Here’s to Xiaotong’s successful thesis defense! His presentation of “Relevance for Human-Robot Collaboration: Definitions, Systems, Algorithms, and Applications” has earned him his PhD in Mechanical Engineering. Congratulations on all the hard work and time he put into his work, and we all wish him good luck with future ventures!

MRL Says Goodbye to Dr. Fangzhou Xia
Our current research scientist Dr. Fangzhou Xia said goodbye to the Mechatronics Research Lab this weekend at a farewell dinner, celebrating his hard work at MIT for the past nine years.
Fangzhou will begin his journey away from MIT as a professor in mechanical engineering at the University of Texas at Austin. We wish him the best of luck in his future professional endeavors!
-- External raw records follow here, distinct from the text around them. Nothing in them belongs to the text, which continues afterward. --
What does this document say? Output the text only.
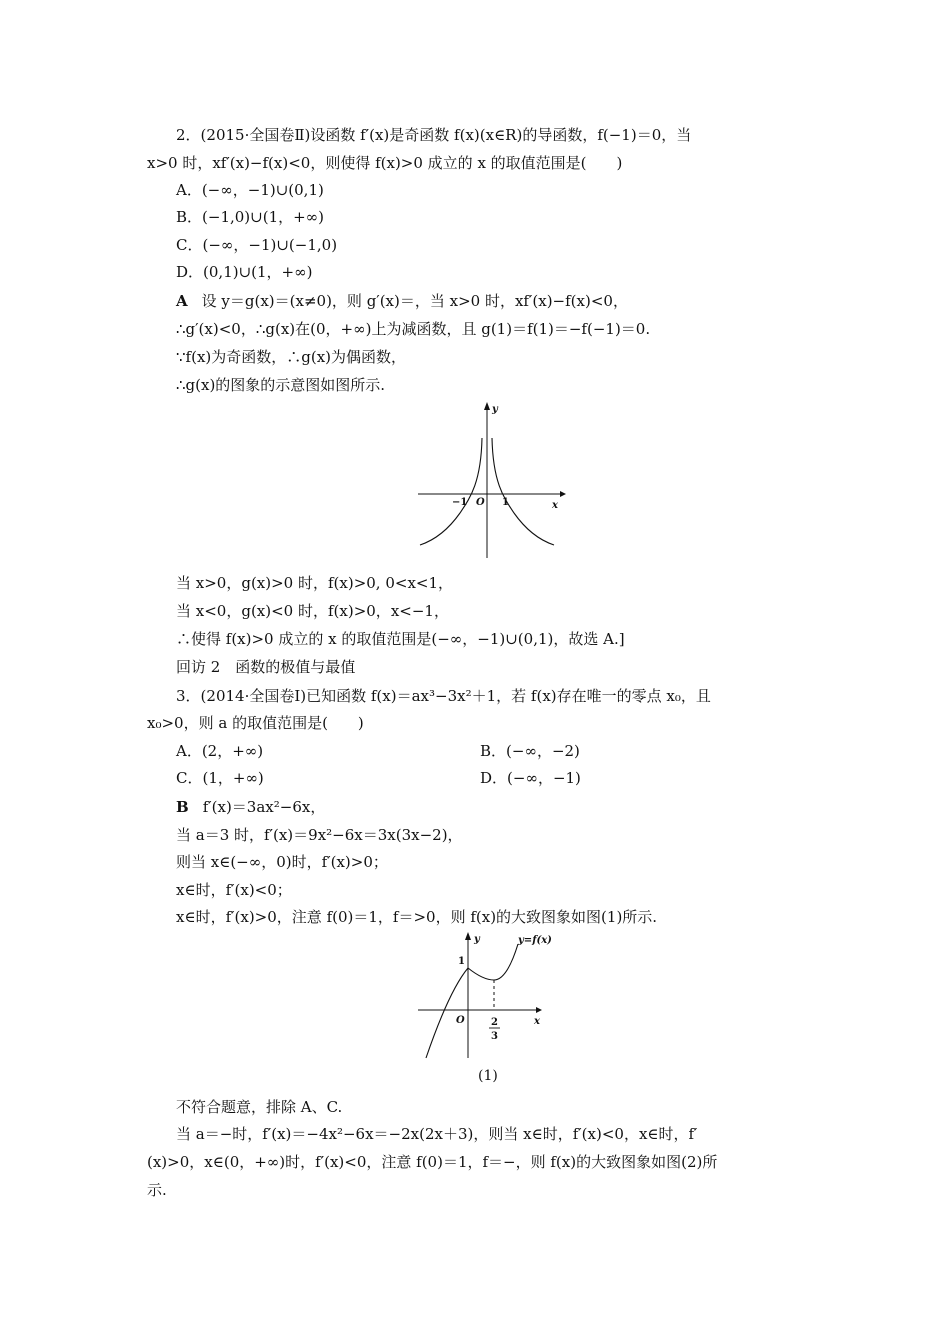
2．(2015·全国卷Ⅱ)设函数 f′(x)是奇函数 f(x)(x∈R)的导函数，f(−1)＝0，当
x>0 时，xf′(x)−f(x)<0，则使得 f(x)>0 成立的 x 的取值范围是(　　)
A．(−∞，−1)∪(0,1)
B．(−1,0)∪(1，+∞)
C．(−∞，−1)∪(−1,0)
D．(0,1)∪(1，+∞)
A 设 y＝g(x)＝(x≠0)，则 g′(x)＝，当 x>0 时，xf′(x)−f(x)<0，
∴g′(x)<0，∴g(x)在(0，+∞)上为减函数，且 g(1)＝f(1)＝−f(−1)＝0.
∵f(x)为奇函数，∴g(x)为偶函数，
∴g(x)的图象的示意图如图所示.
y
x
O
−1	1
当 x>0，g(x)>0 时，f(x)>0, 0<x<1，
当 x<0，g(x)<0 时，f(x)>0，x<−1，
∴使得 f(x)>0 成立的 x 的取值范围是(−∞，−1)∪(0,1)，故选 A.]
回访 2　函数的极值与最值
3．(2014·全国卷Ⅰ)已知函数 f(x)＝ax³−3x²＋1，若 f(x)存在唯一的零点 x₀，且
x₀>0，则 a 的取值范围是(　　)
A．(2，+∞)	B．(−∞，−2)
C．(1，+∞)	D．(−∞，−1)
B f′(x)＝3ax²−6x，
当 a＝3 时，f′(x)＝9x²−6x＝3x(3x−2)，
则当 x∈(−∞，0)时，f′(x)>0；
x∈时，f′(x)<0；
x∈时，f′(x)>0，注意 f(0)＝1，f＝>0，则 f(x)的大致图象如图(1)所示.
y	y=f(x)
1
O	x
2
3
(1)
不符合题意，排除 A、C.
当 a＝−时，f′(x)＝−4x²−6x＝−2x(2x＋3)，则当 x∈时，f′(x)<0，x∈时，f′
(x)>0，x∈(0，+∞)时，f′(x)<0，注意 f(0)＝1，f＝−，则 f(x)的大致图象如图(2)所
示.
Qatari University Visits MIT
This summer, two visitors from the University of Doha visited MIT, including President of the university, Dr. Salem Al-Naemi, and Dr. Rachid Benlamri, the Vice President of Academics. Kamal and his guests spoke to innovation hubs on campus, hoping to facilitate the beginning of a collaboration between the two institutions. Among these offices were MIT's Venture Mentoring Service (VMS), the Kendall Square Initiative, and Office of Strategic Alliances and Technology Transfer (OSATT).

Congrats Class of 2024!
We're thrilled to announce the graduation of several members from Professor Kamal Youcef-Toumi's Mechatronics Research Lab! Among them are undergraduate, graduate, and doctoral students, all of whom have demonstrated exceptional potential in the field of mechanical engineering.

JSW Visits MIT
One of the Mechatronics Research Lab's current sponsors and collaborators, Japan Steel Works (JSW), came to visit MIT this spring where they toured several labs on campus. Current MIT students Andrew Palleiko and Jiajie Qiu and visiting scholar Jun Suzuki showed off the testbed in the lab!
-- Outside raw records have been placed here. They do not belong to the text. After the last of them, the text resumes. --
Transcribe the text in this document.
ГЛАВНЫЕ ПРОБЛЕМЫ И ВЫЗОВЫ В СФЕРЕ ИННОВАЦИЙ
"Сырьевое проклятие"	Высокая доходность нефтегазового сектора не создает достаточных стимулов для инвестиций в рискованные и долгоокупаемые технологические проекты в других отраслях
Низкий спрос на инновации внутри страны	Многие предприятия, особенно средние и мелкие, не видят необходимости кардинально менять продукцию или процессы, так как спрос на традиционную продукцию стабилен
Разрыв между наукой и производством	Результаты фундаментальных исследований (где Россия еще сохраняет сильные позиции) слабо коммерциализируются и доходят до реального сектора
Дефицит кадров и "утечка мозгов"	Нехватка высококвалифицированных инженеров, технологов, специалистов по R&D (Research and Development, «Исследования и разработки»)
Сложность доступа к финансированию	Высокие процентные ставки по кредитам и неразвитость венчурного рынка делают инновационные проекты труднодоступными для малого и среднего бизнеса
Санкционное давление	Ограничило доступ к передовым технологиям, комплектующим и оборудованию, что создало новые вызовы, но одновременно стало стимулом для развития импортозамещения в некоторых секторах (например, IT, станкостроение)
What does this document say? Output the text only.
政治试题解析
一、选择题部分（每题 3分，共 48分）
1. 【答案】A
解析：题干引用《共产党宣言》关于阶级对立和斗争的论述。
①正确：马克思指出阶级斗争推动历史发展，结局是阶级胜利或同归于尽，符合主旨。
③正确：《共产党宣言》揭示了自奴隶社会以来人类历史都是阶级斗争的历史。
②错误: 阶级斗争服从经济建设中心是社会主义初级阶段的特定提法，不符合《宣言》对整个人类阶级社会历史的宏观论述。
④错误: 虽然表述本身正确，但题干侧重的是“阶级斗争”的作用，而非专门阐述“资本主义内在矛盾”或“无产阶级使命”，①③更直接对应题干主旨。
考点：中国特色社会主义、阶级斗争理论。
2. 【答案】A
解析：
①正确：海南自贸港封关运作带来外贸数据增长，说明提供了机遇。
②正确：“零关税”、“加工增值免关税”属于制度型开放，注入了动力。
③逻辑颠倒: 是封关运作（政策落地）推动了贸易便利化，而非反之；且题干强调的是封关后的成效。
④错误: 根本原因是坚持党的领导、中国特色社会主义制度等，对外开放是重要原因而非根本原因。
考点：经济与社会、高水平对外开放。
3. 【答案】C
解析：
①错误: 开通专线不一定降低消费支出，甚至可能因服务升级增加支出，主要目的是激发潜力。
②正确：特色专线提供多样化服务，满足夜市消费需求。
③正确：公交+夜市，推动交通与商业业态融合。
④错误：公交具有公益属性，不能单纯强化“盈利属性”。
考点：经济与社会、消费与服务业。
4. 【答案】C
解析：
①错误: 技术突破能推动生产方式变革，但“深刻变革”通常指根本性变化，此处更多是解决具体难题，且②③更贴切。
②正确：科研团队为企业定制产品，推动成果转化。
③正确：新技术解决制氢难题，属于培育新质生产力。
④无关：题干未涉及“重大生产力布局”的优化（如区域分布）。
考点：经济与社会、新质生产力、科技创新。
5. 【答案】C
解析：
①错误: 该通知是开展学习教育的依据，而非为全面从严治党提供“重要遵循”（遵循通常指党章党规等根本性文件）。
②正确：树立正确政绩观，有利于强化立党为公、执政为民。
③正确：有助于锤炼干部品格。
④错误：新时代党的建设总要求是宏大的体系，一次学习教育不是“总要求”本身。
Recent Publication on Invertible Symbolic Regression
This innovative method identifies analytical relationships between the inputs and outputs of a given dataset using invertible maps. By combining the concepts of Invertible Neural Networks (INNs) and Equation Learner (EQL), ISR creates an end-to-end differentiable invertible symbolic architecture, enabling efficient gradient-based learning.
One of the key features of ISR is its versatility. It serves as a normalizing flow for density estimation and is effective in solving inverse problems. This work represents a significant step towards developing interpretable, symbolic invertible architectures.
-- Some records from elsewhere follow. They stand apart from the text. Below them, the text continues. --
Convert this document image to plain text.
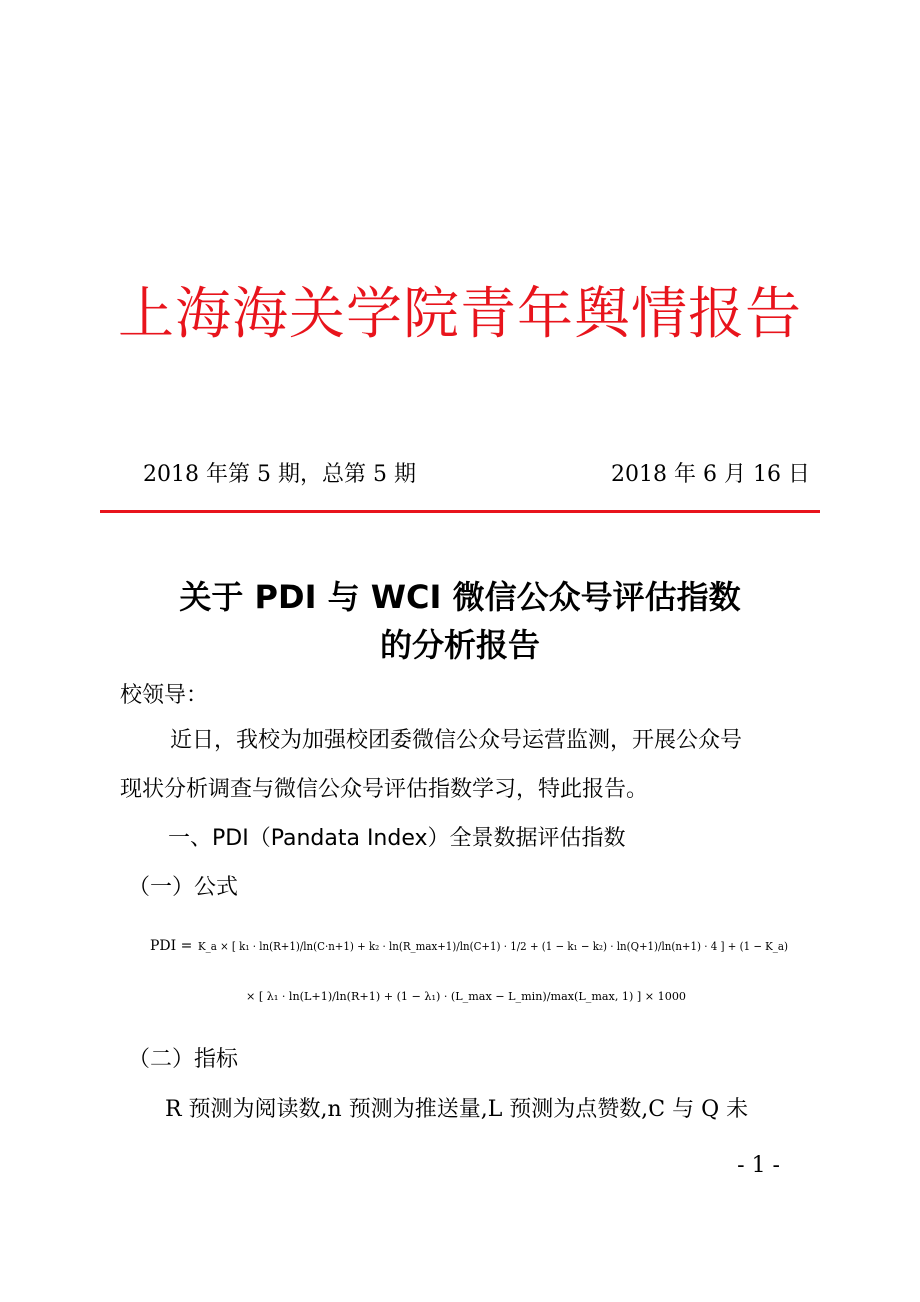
上海海关学院青年舆情报告
2018 年第 5 期，总第 5 期	2018 年 6 月 16 日
关于 PDI 与 WCI 微信公众号评估指数
的分析报告
校领导：
近日，我校为加强校团委微信公众号运营监测，开展公众号
现状分析调查与微信公众号评估指数学习，特此报告。
一、PDI（Pandata Index）全景数据评估指数
（一）公式
PDI = K_a × [ k₁ · ln(R+1)/ln(C·n+1) + k₂ · ln(R_max+1)/ln(C+1) · 1/2 + (1 − k₁ − k₂) · ln(Q+1)/ln(n+1) · 4 ] + (1 − K_a)
× [ λ₁ · ln(L+1)/ln(R+1) + (1 − λ₁) · (L_max − L_min)/max(L_max, 1) ] × 1000
（二）指标
R 预测为阅读数,n 预测为推送量,L 预测为点赞数,C 与 Q 未
- 1 -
MRL Wins Best Annual Paper Award
Xiaotong Zhang's joint publication with Prof. Kamal was honored with the 2023 Best Paper Award from the esteemed IEEE/ASME Transactions on Mechatronics.
Their paper pioneered a magnetohydrodynamics energy harvester, using permanent magnets and water as a conductor to power wireless sensor networks. Their innovation has the potential to solve the power delivery bottleneck commonly encountered in wireless sensors and robots.